Lalu ada pertikaian yang sangat singkat, di mana akhirnya Milo terengah-engah, melotot ke mata Bisco dengan semua tekad yang bisa dikerahkannya.

“Kalau begitu setidaknya biarkan aku menjahit wajahmu! Ada darah masuk ke matamu! Kamu tidak akan pernah bisa bertahan hidup di luar sana dengan seperti itu!”

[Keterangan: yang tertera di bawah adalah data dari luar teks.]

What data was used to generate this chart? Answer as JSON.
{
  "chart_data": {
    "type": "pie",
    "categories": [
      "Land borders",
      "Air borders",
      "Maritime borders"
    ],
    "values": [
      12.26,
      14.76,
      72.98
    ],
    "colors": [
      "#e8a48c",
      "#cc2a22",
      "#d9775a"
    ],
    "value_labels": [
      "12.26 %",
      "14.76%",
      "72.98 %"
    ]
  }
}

Bisco bimbang, tak mampu menjawab desakan Milo. Dokter itu mendudukkannya, mengambil peralatan medis dari saku, dan kembali memeriksa wajah Bisco. Meskipun Bisco sendiri tampak tidak terganggu, wajahnya dipenuhi luka dan goresan, dan darah menetes dari luka di dahi ke mata kirinya. Milo memegang pisau bedah dan memotong keropeng, mengeluarkan darah, sebelum menjahit untuk menutup luka besar di kening Bisco. Dia mengoleskan salep, tetapi ketika dia mencoba membalutnya, Bisco melawan keras, seperti anjing nakal di hadapan dokter hewan, sehingga Milo menyerah. Tetap saja, puas dengan tingkat perawatannya, Milo menyeka keringatnya dan tersenyum.

"Selesai!"

“...”

“Erm, maaf, apakah itu sakit?”

"Siapa namamu?" tanya Bisco.

“Oh, Nekoyanagi. Milo Nekoyanagi,” jawabnya.

“Milo. Welll, eh....”

Bisco menatap mata biru bulat yang balas menatapnya dengan rasa ingin tahu, mencari kata yang tepat, sebelum...

"Terima kasih." Setelah berhasil mengeluarkan kata itu, dia dengan cepat bangkit dan meletakkan satu kaki di tangga yang mengarah keluar.

"Tunggu!"

“Apa lagi sekarang?!”

“Aku tidak tahu nama pasiennya,” kata Milo, tampaknya benar-benar lupa akan ancaman anak laki-laki yang berdiri di depannya. "Atau mungkin namamu, dalam hal ini..."

“Kakek bau tanah itu adalah Jabi, dan aku....”

“....”

“Bisco. Bisco Akaboshi.”

Dari atas tangga, Bisco kembali menatap Milo untuk terakhir kalinya. Mata mereka terkunci, zamrud dan safir masing-masing secara misterius saling tertarik. Akhirnya, Bisco berbalik dan, mengangkat tutup lubang got, menghilang ke dalam malam.

__________

“Bisco Akaboshi…”

Nama anak laki-laki itu menari-nari di bibir Milo saat badai merah Bisco bertiup di seluruh negeri. Untuk beberapa saat, Milo hanya menatap pantulan cahaya di permukaan air, sebelum tersadar kembali dan bergegas ke sisi Jabi.